Nathaniel Virgo (Jul 25 2020 at 08:59):

Thanks @Paolo Perrone, that's helpful. So my guess about how to read the diagram was correct, but I'm still kind of stuck on the 'why'.

If we write all the algebras explicitly as pairs, the definition says that the tensor product is a morphism of algebras $(T(A\times B),\mu) \xrightarrow{q_{(A,a),(B,b)}} (A,a)\otimes (B,b)$. So in a probability context, we're forming equivalence classes of joint distributions over $A$ and $B$, where the equivalence relation has to do with two different ways of passing from $T(T(A)\times T(B))$ to just $T(A\times B)$.

I guess the question is, what does this have to do with the story about representing bihomomorphisms? If I could understand, on an intuitive level, why the thing that represents bihomomorphisms should be a quotient of $T(A\times B)$, I think I'd be a lot closer to getting it.

Reid Barton (Jul 25 2020 at 12:31):

Well giving a $T$-map out of $T(A \times B)$ is the same as giving an ordinary function out of $A \times B$, and a bihomomorphism from $(A, B)$ to something is an ordinary function out of $A \times B$ that satisfies some extra conditions, so if we can express those conditions as equating two specific $T$-maps into $T(A \times B)$, we'd be done.

Tobias Fritz (Jul 25 2020 at 12:49):

@Nathaniel Virgo: do you know how and why every $T$-algebra $A$ is a coequalizer of the two canonical morphism $TTA \to TA$? That's a similar construction, so it may be helpful to look into it first. For example in the vector space case, it amounts to saying that every vector space $V$ quotient of $TV$, which is the (enormous) vector space which has $V$ as a basis; and $TTV$ then tells you what you need to take the quotient by, i.e. which formal linear combinations in $V$ evaluate to the same element of $V$. The tensor product construction uses the same way of thinking.

Nathaniel Virgo (Jul 26 2020 at 04:40):

Thanks to both of you, those comments were helpful, and I now understand the thing I was stuck on. I'm writing it up here mostly for the sake of being able to explain it to someone else in the future, if I end up needing to.

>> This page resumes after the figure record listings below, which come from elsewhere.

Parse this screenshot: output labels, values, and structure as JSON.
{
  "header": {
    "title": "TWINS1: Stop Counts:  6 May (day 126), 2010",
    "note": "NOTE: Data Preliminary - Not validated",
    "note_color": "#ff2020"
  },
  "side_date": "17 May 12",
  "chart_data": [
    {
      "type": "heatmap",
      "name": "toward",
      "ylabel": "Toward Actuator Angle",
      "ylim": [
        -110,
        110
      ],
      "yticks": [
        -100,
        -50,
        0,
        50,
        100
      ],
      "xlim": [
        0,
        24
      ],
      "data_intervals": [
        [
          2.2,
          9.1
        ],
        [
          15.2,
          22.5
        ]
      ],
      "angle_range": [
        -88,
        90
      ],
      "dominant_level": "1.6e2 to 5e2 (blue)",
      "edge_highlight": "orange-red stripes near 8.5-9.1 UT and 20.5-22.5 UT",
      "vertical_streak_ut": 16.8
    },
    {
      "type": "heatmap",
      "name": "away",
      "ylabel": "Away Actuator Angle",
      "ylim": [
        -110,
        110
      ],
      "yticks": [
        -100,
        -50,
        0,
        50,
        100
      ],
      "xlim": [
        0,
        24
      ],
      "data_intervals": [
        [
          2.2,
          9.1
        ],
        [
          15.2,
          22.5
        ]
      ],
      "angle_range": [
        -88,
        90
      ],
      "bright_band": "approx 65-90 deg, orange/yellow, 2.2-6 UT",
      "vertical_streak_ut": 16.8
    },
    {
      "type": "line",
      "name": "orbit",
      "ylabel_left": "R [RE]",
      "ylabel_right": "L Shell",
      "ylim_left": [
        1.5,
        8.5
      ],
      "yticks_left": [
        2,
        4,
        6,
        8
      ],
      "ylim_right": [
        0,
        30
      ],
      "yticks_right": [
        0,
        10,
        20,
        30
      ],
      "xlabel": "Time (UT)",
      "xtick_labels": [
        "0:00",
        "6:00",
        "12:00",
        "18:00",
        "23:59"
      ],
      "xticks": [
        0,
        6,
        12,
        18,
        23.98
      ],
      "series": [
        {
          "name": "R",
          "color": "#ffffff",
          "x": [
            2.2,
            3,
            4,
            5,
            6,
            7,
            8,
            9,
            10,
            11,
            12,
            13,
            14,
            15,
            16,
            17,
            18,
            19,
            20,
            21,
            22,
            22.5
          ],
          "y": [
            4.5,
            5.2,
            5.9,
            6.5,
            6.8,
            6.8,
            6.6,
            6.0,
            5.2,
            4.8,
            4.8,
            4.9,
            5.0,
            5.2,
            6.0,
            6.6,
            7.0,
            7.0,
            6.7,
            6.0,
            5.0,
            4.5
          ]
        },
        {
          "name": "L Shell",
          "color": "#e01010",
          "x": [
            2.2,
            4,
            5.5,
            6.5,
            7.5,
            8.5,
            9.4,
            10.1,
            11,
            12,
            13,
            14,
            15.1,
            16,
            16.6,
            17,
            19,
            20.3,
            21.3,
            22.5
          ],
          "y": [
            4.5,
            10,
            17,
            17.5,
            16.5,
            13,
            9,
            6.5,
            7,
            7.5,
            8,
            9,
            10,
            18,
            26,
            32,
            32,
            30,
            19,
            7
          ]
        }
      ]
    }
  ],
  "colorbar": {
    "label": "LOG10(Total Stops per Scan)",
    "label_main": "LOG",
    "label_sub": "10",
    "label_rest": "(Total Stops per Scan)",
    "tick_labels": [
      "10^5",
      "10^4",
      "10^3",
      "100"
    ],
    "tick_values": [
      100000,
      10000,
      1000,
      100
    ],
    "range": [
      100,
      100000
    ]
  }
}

Let $(A,a), (B,b), (C,c)$ be $T$-algebras in $\mathscr{C}$, and let $f:A\times B\to C$ be a bihomomorphism. $f$ isn't a morphism in the Eilenberg-Moore category $\mathscr{C}^T$, because in general $f{;}c \ne (a\times b){;}f$. However, $Tf:T(A\times B)\to TC$ can be seen as a morphism in $\mathscr{C}^T$, with type $(T(A\times B),\mu)\to (TC,\mu)$.

The point of the construction is to find an object $A\otimes B$ in $\mathscr{C}^T$ and a morphism $q$, such that any morphism of the form $Tf$ (where $f$ is a bihomomorphism) will factor uniquely as $T(A\times B) \xrightarrow{q} A\otimes B \xrightarrow{f'} TC$. The key trick that I hadn't understood is that although we can't factor $f$ itself in $\mathscr{C}^T$ (because $f$ doesn't exist in $\mathscr{C}^T$), we can still factor $Tf$. This explains why the domain of $q$ is $T(A\times B).$ Once I'd understood that, the rest made sense.

To see where the coequaliser diagram comes from, we use the result that $f$ is a bihomomorphism if and only if $T\kappa{;}\mu{;}Tf = T(a\times b){;}Tf,$ which can be shown using algebraic manipulations starting from the definition of a bihomomorphism. We want $Tf$ to factor though $q$ whenever $f$ has this property, and the coequaliser diagram is giving us the universal object for which this is the case.

The above all looks much prettier in string diagrams. At some point I'll render them all nicely and post it somewhere.